I want to stop him and grab his shoulders and say, “So I make it past 30 then?”
But he walks by me.
Eye contact is bad I think.
One of the funniest and most endearing parts of the novel is the interaction between the main character and his roommate. The tender camaraderie displayed in their gentle ribbing highlights the absurdity of being alive and the profound loneliness we all so acutely feel while in the company of others:
I put my hand against the wall, blocking the kitchen from my roommate.
And I position my face close to his.
"Yes, another good day," I say.
He stretches and uses the stretch to step backwards a little, somewhat into the darker area of the hallway.
He is looking at my mouth.
"Well, good," he says, "I knew you'd come back."
"Of course.
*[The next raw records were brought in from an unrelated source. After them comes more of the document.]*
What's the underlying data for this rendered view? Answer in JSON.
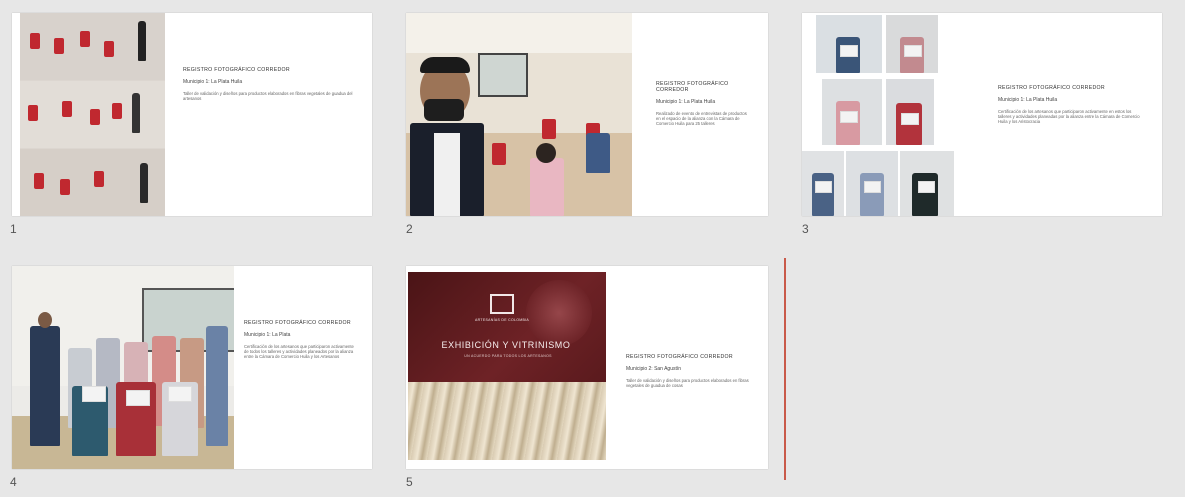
{
  "slides": [
    {
      "number": "1",
      "title": "REGISTRO FOTOGRÁFICO CORREDOR",
      "municipality": "Municipio 1: La Plata Huila",
      "description": "Taller de validación y diseños para productos elaborados en fibras vegetales de guadua del artesanos"
    },
    {
      "number": "2",
      "title": "REGISTRO FOTOGRÁFICO CORREDOR",
      "municipality": "Municipio 1: La Plata Huila",
      "description": "Realizado de evento de entrevistas de productos en el espacio de la alianza con la Cámara de Comercio Huila para 25 talleres"
    },
    {
      "number": "3",
      "title": "REGISTRO FOTOGRÁFICO CORREDOR",
      "municipality": "Municipio 1: La Plata Huila",
      "description": "Certificación de los artesanos que participaron activamente en estos los talleres y actividades planeadas por la alianza entre la Cámara de Comercio Huila y los Aristocracia"
    },
    {
      "number": "4",
      "title": "REGISTRO FOTOGRÁFICO CORREDOR",
      "municipality": "Municipio 1: La Plata",
      "description": "Certificación de los artesanos que participaron activamente de todos los talleres y actividades planeados por la alianza entre la Cámara de Comercio Huila y los Artesanos"
    },
    {
      "number": "5",
      "title": "REGISTRO FOTOGRÁFICO CORREDOR",
      "municipality": "Municipio 2: San Agustín",
      "description": "Taller de validación y diseños para productos elaborados en fibras vegetales de guadua de cosas",
      "cover_title": "EXHIBICIÓN Y VITRINISMO",
      "cover_brand": "ARTESANÍAS DE COLOMBIA",
      "cover_subtitle": "UN ACUERDO PARA TODOS LOS ARTESANOS"
    }
  ],
  "colors": {
    "background": "#e7e7e7",
    "slide": "#ffffff",
    "accent_red": "#c0282f",
    "cover_dark_red": "#5c1a1d",
    "drag_indicator": "#c95a4a"
  }
}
I pay rent here."
"Oh," he says, "I forgot. I have a job for you. I totally forgot about this but I have a job for you if you want it. Can't believe I forgot about this."
I laugh.
"Oh yeah—what's the job."
"Uh I have, an opening for, someone to uhh—" He sniffs, then he yells, "Eat my fucking shit."
He yells it right in my face.
He laughs and I laugh too.
And yes, we are people.
The drawing on the cover of
Person, also done by the author, is so clearly a visual representation of the whole novel that it is hard to imagine it having any other artwork. Looking at the person on the cover incites feelings of anxiety and dread but jokingly, with a wink, like a person who is drowning but who, in the moments before death, cannot help laughing because when he held his head above water long enough to scream, he screamed like a total girl.